Радиоактивные отходы - под гражданский контроль!
 
Взрыв на "Маяке": "северное сияние" радиоактивных отходов

Взрыв на "Маяке": "северное сияние" радиоактивных отходов

29 сентября 1957 года в СССР произошла первая ядерная авария. И только спустя 30 лет страна узнала о случившемся. ТАСС делится воспоминаниями свидетелей взрыва емкости с радиоактивными отходами:

Когда говорят о ядерных взрывах, то первое, что приходит на ум, — это Чернобыль, потом вспоминают Фукусиму. Но мало кто знает о трагедии на химкомбинате «Маяк» в Челябинской области.

Жертв в момент аварии удалось избежать по счастливой случайности. 29 сентября 1957 года выпало на воскресенье, когда на предприятии работали только дежурные смены. На воздух взлетела «банка», так рабочие называли емкость с радиоактивными отходами.

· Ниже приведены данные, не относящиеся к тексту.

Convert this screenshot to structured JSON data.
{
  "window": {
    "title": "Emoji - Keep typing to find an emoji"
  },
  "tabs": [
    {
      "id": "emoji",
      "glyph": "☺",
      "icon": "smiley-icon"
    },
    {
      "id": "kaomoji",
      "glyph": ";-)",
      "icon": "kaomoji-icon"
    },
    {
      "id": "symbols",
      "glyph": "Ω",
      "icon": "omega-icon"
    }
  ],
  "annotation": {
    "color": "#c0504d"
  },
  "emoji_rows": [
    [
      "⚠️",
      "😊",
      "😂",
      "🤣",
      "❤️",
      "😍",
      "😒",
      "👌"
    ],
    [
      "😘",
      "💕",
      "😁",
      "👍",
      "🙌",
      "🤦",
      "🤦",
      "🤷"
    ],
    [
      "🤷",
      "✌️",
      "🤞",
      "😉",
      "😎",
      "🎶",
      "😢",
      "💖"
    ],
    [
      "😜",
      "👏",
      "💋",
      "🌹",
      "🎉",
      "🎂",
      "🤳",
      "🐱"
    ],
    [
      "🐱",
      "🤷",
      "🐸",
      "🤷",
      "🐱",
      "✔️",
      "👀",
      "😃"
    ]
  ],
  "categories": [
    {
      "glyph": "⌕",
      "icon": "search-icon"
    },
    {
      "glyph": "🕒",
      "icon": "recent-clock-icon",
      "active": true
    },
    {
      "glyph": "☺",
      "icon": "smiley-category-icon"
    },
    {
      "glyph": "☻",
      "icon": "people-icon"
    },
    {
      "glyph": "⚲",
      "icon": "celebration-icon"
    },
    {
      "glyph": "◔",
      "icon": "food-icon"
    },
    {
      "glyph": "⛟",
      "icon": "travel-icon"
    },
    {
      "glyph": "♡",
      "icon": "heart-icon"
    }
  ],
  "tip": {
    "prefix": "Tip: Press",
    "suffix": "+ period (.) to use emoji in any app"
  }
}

В результате взрыва на «Маяке» радиационное облако накрыло часть Челябинской, Свердловской и Тюменской областей. Общая площадь заражения составила 23 тыс. кв. км с населением около 270 тыс. человек. Сам Челябинск-40 (ныне это город Озерск) не пострадал, 90% радиоактивных веществ выпало на территории химкомбината, остальная часть рассеялась дальше.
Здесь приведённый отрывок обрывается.